Given this, we cherish brands with international shipping like ColourPop, Lime Crime, Jeffree Star, and Makeup Revolution. Even if there's drama surrounding brands, it's often easy to ignore when they're some of the only YouTuber-approved products available to you. I simply feel grateful that I even had a chance to buy them. If the package takes a month to arrive, or if there's some other issue with the shipment, I still am thankful that the brands are even available to me to shop.

Still, I, like other Chilean influencers, try not to focus too much on recommending products you can only buy online. This is because, even if you have the money and want to wait, many people in Chile don't have the credit cards required to do so, or access to other payment options like PayPal. According to the Chilean Association of Banks and Financial Institutions, in 2017 only 20 percent of Chile's population had a credit card. It's not that the other 80 percent can't afford to have one; it's just that most choose to live comfortably without one. And because of our culture and bank system Paypal is not a solution for everyone.

This lack of credit cards created a weird phenomenon, though: buy-sell Facebook groups focused on makeup.

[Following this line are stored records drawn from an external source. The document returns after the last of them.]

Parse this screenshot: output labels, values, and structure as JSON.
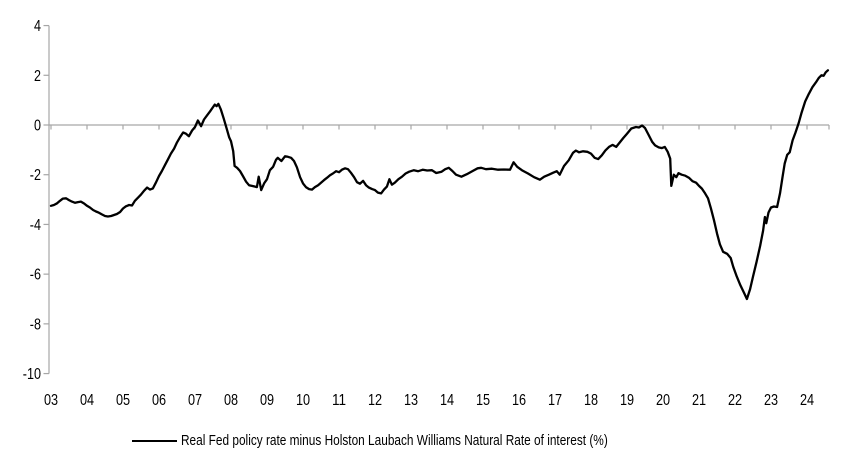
{
  "chart_data": {
    "type": "line",
    "title": "",
    "background_color": "#FFFFFF",
    "axis_color": "#A6A6A6",
    "text_color": "#000000",
    "grid": "zero-line-only",
    "legend_position": "bottom",
    "x_axis": {
      "range_years": [
        2003,
        2024.6
      ],
      "tick_years": [
        2003,
        2004,
        2005,
        2006,
        2007,
        2008,
        2009,
        2010,
        2011,
        2012,
        2013,
        2014,
        2015,
        2016,
        2017,
        2018,
        2019,
        2020,
        2021,
        2022,
        2023,
        2024
      ],
      "tick_labels": [
        "03",
        "04",
        "05",
        "06",
        "07",
        "08",
        "09",
        "10",
        "11",
        "12",
        "13",
        "14",
        "15",
        "16",
        "17",
        "18",
        "19",
        "20",
        "21",
        "22",
        "23",
        "24"
      ],
      "right_edge_tick": true
    },
    "y_axis": {
      "range": [
        -10,
        4
      ],
      "ticks": [
        4,
        2,
        0,
        -2,
        -4,
        -6,
        -8,
        -10
      ],
      "tick_labels": [
        "4",
        "2",
        "0",
        "-2",
        "-4",
        "-6",
        "-8",
        "-10"
      ]
    },
    "series": [
      {
        "name": "Real Fed policy rate minus Holston Laubach Williams Natural Rate of interest (%)",
        "color": "#000000",
        "line_width": 2.3,
        "points": [
          [
            2003.0,
            -3.25
          ],
          [
            2003.08,
            -3.22
          ],
          [
            2003.17,
            -3.15
          ],
          [
            2003.25,
            -3.05
          ],
          [
            2003.33,
            -2.96
          ],
          [
            2003.42,
            -2.95
          ],
          [
            2003.5,
            -3.02
          ],
          [
            2003.58,
            -3.08
          ],
          [
            2003.67,
            -3.13
          ],
          [
            2003.75,
            -3.1
          ],
          [
            2003.83,
            -3.08
          ],
          [
            2003.92,
            -3.16
          ],
          [
            2004.0,
            -3.25
          ],
          [
            2004.08,
            -3.32
          ],
          [
            2004.17,
            -3.42
          ],
          [
            2004.25,
            -3.48
          ],
          [
            2004.33,
            -3.53
          ],
          [
            2004.42,
            -3.6
          ],
          [
            2004.5,
            -3.66
          ],
          [
            2004.58,
            -3.68
          ],
          [
            2004.67,
            -3.66
          ],
          [
            2004.75,
            -3.62
          ],
          [
            2004.83,
            -3.58
          ],
          [
            2004.92,
            -3.5
          ],
          [
            2005.0,
            -3.36
          ],
          [
            2005.08,
            -3.27
          ],
          [
            2005.17,
            -3.22
          ],
          [
            2005.25,
            -3.24
          ],
          [
            2005.33,
            -3.05
          ],
          [
            2005.42,
            -2.92
          ],
          [
            2005.5,
            -2.8
          ],
          [
            2005.58,
            -2.65
          ],
          [
            2005.67,
            -2.52
          ],
          [
            2005.75,
            -2.6
          ],
          [
            2005.83,
            -2.55
          ],
          [
            2005.92,
            -2.3
          ],
          [
            2006.0,
            -2.05
          ],
          [
            2006.08,
            -1.85
          ],
          [
            2006.17,
            -1.6
          ],
          [
            2006.25,
            -1.38
          ],
          [
            2006.33,
            -1.15
          ],
          [
            2006.42,
            -0.95
          ],
          [
            2006.5,
            -0.7
          ],
          [
            2006.58,
            -0.5
          ],
          [
            2006.67,
            -0.3
          ],
          [
            2006.75,
            -0.35
          ],
          [
            2006.83,
            -0.45
          ],
          [
            2006.92,
            -0.22
          ],
          [
            2007.0,
            -0.08
          ],
          [
            2007.08,
            0.18
          ],
          [
            2007.17,
            -0.05
          ],
          [
            2007.25,
            0.22
          ],
          [
            2007.33,
            0.38
          ],
          [
            2007.42,
            0.55
          ],
          [
            2007.5,
            0.72
          ],
          [
            2007.55,
            0.82
          ],
          [
            2007.6,
            0.76
          ],
          [
            2007.65,
            0.85
          ],
          [
            2007.72,
            0.62
          ],
          [
            2007.8,
            0.25
          ],
          [
            2007.88,
            -0.15
          ],
          [
            2007.95,
            -0.5
          ],
          [
            2008.0,
            -0.65
          ],
          [
            2008.06,
            -1.05
          ],
          [
            2008.1,
            -1.65
          ],
          [
            2008.17,
            -1.72
          ],
          [
            2008.25,
            -1.85
          ],
          [
            2008.33,
            -2.05
          ],
          [
            2008.42,
            -2.28
          ],
          [
            2008.5,
            -2.42
          ],
          [
            2008.58,
            -2.45
          ],
          [
            2008.67,
            -2.48
          ],
          [
            2008.72,
            -2.5
          ],
          [
            2008.77,
            -2.08
          ],
          [
            2008.84,
            -2.62
          ],
          [
            2008.92,
            -2.35
          ],
          [
            2009.0,
            -2.18
          ],
          [
            2009.08,
            -1.82
          ],
          [
            2009.17,
            -1.68
          ],
          [
            2009.25,
            -1.4
          ],
          [
            2009.3,
            -1.32
          ],
          [
            2009.4,
            -1.45
          ],
          [
            2009.5,
            -1.26
          ],
          [
            2009.58,
            -1.28
          ],
          [
            2009.67,
            -1.32
          ],
          [
            2009.75,
            -1.45
          ],
          [
            2009.83,
            -1.7
          ],
          [
            2009.92,
            -2.1
          ],
          [
            2010.0,
            -2.35
          ],
          [
            2010.08,
            -2.5
          ],
          [
            2010.17,
            -2.58
          ],
          [
            2010.25,
            -2.6
          ],
          [
            2010.33,
            -2.5
          ],
          [
            2010.42,
            -2.42
          ],
          [
            2010.5,
            -2.32
          ],
          [
            2010.58,
            -2.22
          ],
          [
            2010.67,
            -2.12
          ],
          [
            2010.75,
            -2.02
          ],
          [
            2010.83,
            -1.95
          ],
          [
            2010.92,
            -1.86
          ],
          [
            2011.0,
            -1.9
          ],
          [
            2011.08,
            -1.8
          ],
          [
            2011.17,
            -1.74
          ],
          [
            2011.25,
            -1.78
          ],
          [
            2011.33,
            -1.92
          ],
          [
            2011.42,
            -2.1
          ],
          [
            2011.5,
            -2.3
          ],
          [
            2011.58,
            -2.36
          ],
          [
            2011.67,
            -2.25
          ],
          [
            2011.75,
            -2.42
          ],
          [
            2011.83,
            -2.52
          ],
          [
            2011.92,
            -2.58
          ],
          [
            2012.0,
            -2.62
          ],
          [
            2012.08,
            -2.72
          ],
          [
            2012.17,
            -2.75
          ],
          [
            2012.25,
            -2.6
          ],
          [
            2012.33,
            -2.48
          ],
          [
            2012.4,
            -2.18
          ],
          [
            2012.47,
            -2.4
          ],
          [
            2012.55,
            -2.32
          ],
          [
            2012.65,
            -2.18
          ],
          [
            2012.75,
            -2.08
          ],
          [
            2012.85,
            -1.95
          ],
          [
            2012.95,
            -1.88
          ],
          [
            2013.08,
            -1.82
          ],
          [
            2013.2,
            -1.86
          ],
          [
            2013.33,
            -1.8
          ],
          [
            2013.45,
            -1.83
          ],
          [
            2013.58,
            -1.82
          ],
          [
            2013.7,
            -1.93
          ],
          [
            2013.85,
            -1.88
          ],
          [
            2013.95,
            -1.78
          ],
          [
            2014.05,
            -1.72
          ],
          [
            2014.15,
            -1.85
          ],
          [
            2014.25,
            -2.0
          ],
          [
            2014.4,
            -2.08
          ],
          [
            2014.55,
            -1.98
          ],
          [
            2014.7,
            -1.86
          ],
          [
            2014.85,
            -1.74
          ],
          [
            2014.95,
            -1.72
          ],
          [
            2015.08,
            -1.78
          ],
          [
            2015.25,
            -1.76
          ],
          [
            2015.42,
            -1.8
          ],
          [
            2015.58,
            -1.79
          ],
          [
            2015.75,
            -1.8
          ],
          [
            2015.85,
            -1.5
          ],
          [
            2015.95,
            -1.68
          ],
          [
            2016.08,
            -1.82
          ],
          [
            2016.25,
            -1.95
          ],
          [
            2016.42,
            -2.1
          ],
          [
            2016.58,
            -2.2
          ],
          [
            2016.7,
            -2.08
          ],
          [
            2016.83,
            -2.0
          ],
          [
            2016.95,
            -1.92
          ],
          [
            2017.05,
            -1.86
          ],
          [
            2017.13,
            -2.0
          ],
          [
            2017.25,
            -1.65
          ],
          [
            2017.38,
            -1.42
          ],
          [
            2017.5,
            -1.12
          ],
          [
            2017.58,
            -1.03
          ],
          [
            2017.67,
            -1.1
          ],
          [
            2017.78,
            -1.06
          ],
          [
            2017.9,
            -1.08
          ],
          [
            2018.0,
            -1.15
          ],
          [
            2018.1,
            -1.32
          ],
          [
            2018.2,
            -1.37
          ],
          [
            2018.3,
            -1.22
          ],
          [
            2018.4,
            -1.02
          ],
          [
            2018.5,
            -0.88
          ],
          [
            2018.6,
            -0.8
          ],
          [
            2018.7,
            -0.88
          ],
          [
            2018.8,
            -0.7
          ],
          [
            2018.9,
            -0.52
          ],
          [
            2019.0,
            -0.35
          ],
          [
            2019.12,
            -0.14
          ],
          [
            2019.25,
            -0.08
          ],
          [
            2019.33,
            -0.1
          ],
          [
            2019.42,
            -0.02
          ],
          [
            2019.5,
            -0.12
          ],
          [
            2019.6,
            -0.4
          ],
          [
            2019.7,
            -0.68
          ],
          [
            2019.78,
            -0.82
          ],
          [
            2019.88,
            -0.9
          ],
          [
            2019.97,
            -0.93
          ],
          [
            2020.05,
            -0.88
          ],
          [
            2020.13,
            -1.08
          ],
          [
            2020.2,
            -1.35
          ],
          [
            2020.23,
            -2.45
          ],
          [
            2020.3,
            -2.0
          ],
          [
            2020.37,
            -2.1
          ],
          [
            2020.43,
            -1.94
          ],
          [
            2020.52,
            -2.0
          ],
          [
            2020.62,
            -2.04
          ],
          [
            2020.72,
            -2.12
          ],
          [
            2020.82,
            -2.26
          ],
          [
            2020.92,
            -2.32
          ],
          [
            2021.0,
            -2.45
          ],
          [
            2021.08,
            -2.56
          ],
          [
            2021.17,
            -2.75
          ],
          [
            2021.25,
            -2.95
          ],
          [
            2021.33,
            -3.35
          ],
          [
            2021.42,
            -3.85
          ],
          [
            2021.5,
            -4.36
          ],
          [
            2021.58,
            -4.8
          ],
          [
            2021.67,
            -5.1
          ],
          [
            2021.78,
            -5.18
          ],
          [
            2021.88,
            -5.35
          ],
          [
            2021.95,
            -5.7
          ],
          [
            2022.05,
            -6.1
          ],
          [
            2022.15,
            -6.45
          ],
          [
            2022.25,
            -6.75
          ],
          [
            2022.33,
            -7.0
          ],
          [
            2022.42,
            -6.6
          ],
          [
            2022.5,
            -6.1
          ],
          [
            2022.6,
            -5.5
          ],
          [
            2022.7,
            -4.85
          ],
          [
            2022.78,
            -4.25
          ],
          [
            2022.83,
            -3.7
          ],
          [
            2022.87,
            -3.95
          ],
          [
            2022.93,
            -3.52
          ],
          [
            2023.0,
            -3.32
          ],
          [
            2023.08,
            -3.28
          ],
          [
            2023.17,
            -3.3
          ],
          [
            2023.25,
            -2.75
          ],
          [
            2023.32,
            -2.1
          ],
          [
            2023.38,
            -1.55
          ],
          [
            2023.45,
            -1.2
          ],
          [
            2023.52,
            -1.1
          ],
          [
            2023.6,
            -0.62
          ],
          [
            2023.68,
            -0.3
          ],
          [
            2023.77,
            0.08
          ],
          [
            2023.85,
            0.5
          ],
          [
            2023.95,
            0.95
          ],
          [
            2024.05,
            1.25
          ],
          [
            2024.15,
            1.52
          ],
          [
            2024.25,
            1.72
          ],
          [
            2024.33,
            1.9
          ],
          [
            2024.4,
            2.0
          ],
          [
            2024.46,
            1.98
          ],
          [
            2024.52,
            2.12
          ],
          [
            2024.58,
            2.2
          ]
        ]
      }
    ]
  },
  "legend": {
    "label": "Real Fed policy rate minus Holston Laubach Williams Natural Rate of interest (%)"
  }
}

Women who have credit cards often buy and then resell on those groups with a commission fee, meaning that getting a hold of some palettes can be even more expensive. Sometimes, the commission and shipping fees can end up making the product double what it would usually be. That's precisely why I've never bought an ABH palette, even though I've had the opportunity to via these groups.

Because of the unique experience we have when it comes to shopping for beauty products, Chilean beauty bloggers like me primarily care about giving a honest review about a product we can get easily. The other Chilean beauty bloggers I know and I hardly ever buy products just to review once and then toss or give away. Since products are so much more difficult to come by, we're careful to select launches we're excited to add to our daily routine, even after we're done filming the video.

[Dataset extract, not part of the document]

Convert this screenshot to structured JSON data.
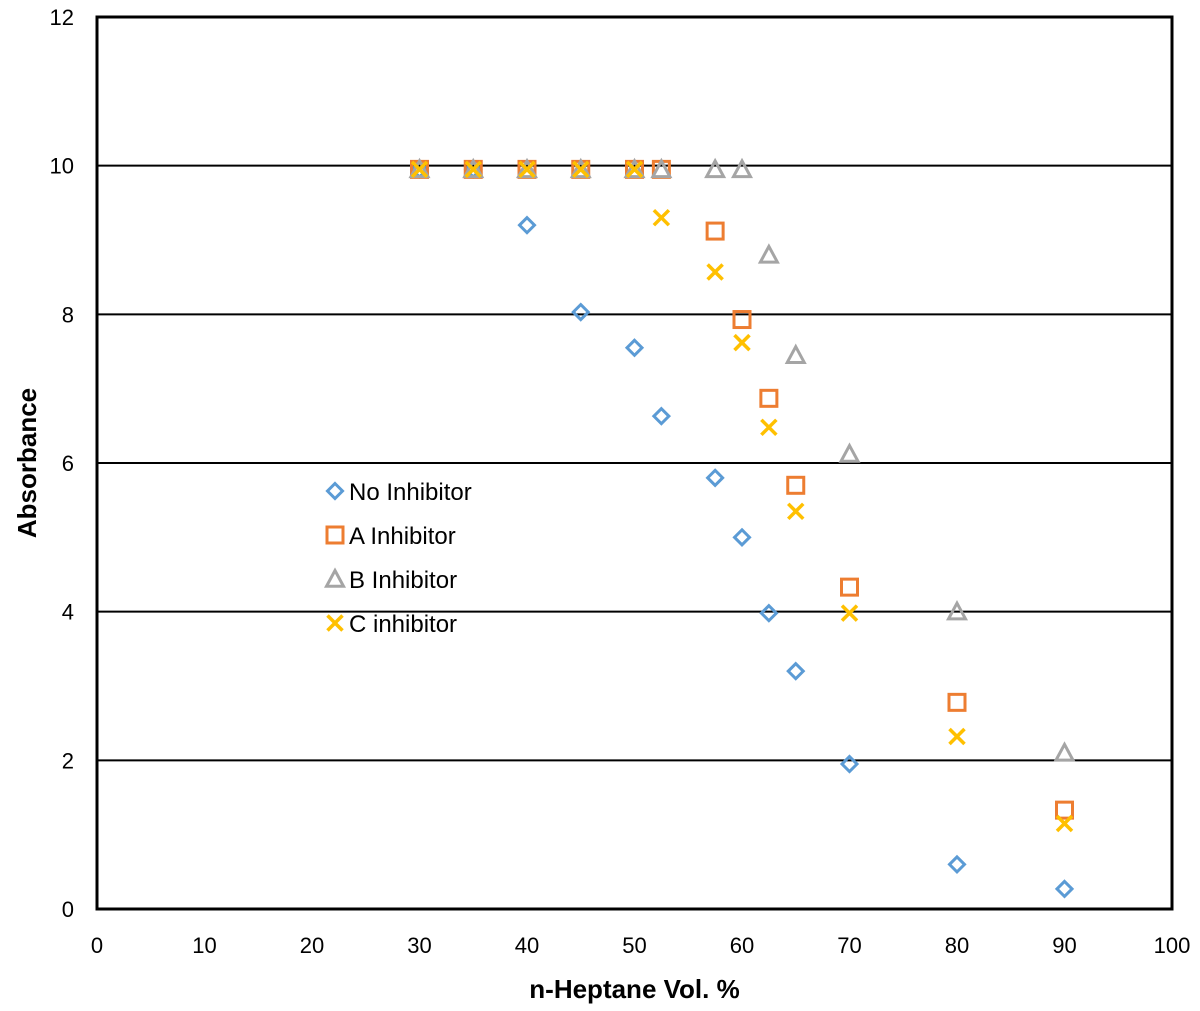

I started a blog because I love makeup, fashion, and I wanted a place to talk about all of that. I knew I would never be a famous blogger who can make a living from it. And that is OK for me, and for many other influencers in Chile.

I do hope, though, that things like international shipping will become a real option for Chile in the future. While it seems far-off now, it does give me hope to see the local makeup market grow in recent years; Chilean brands are becoming more bold and innovative than ever. In the meantime, though, I hope to continue blogging and I'm even thinking about creating a palette of shadows myself — all shades inspired by Chile's unique culture and local trends.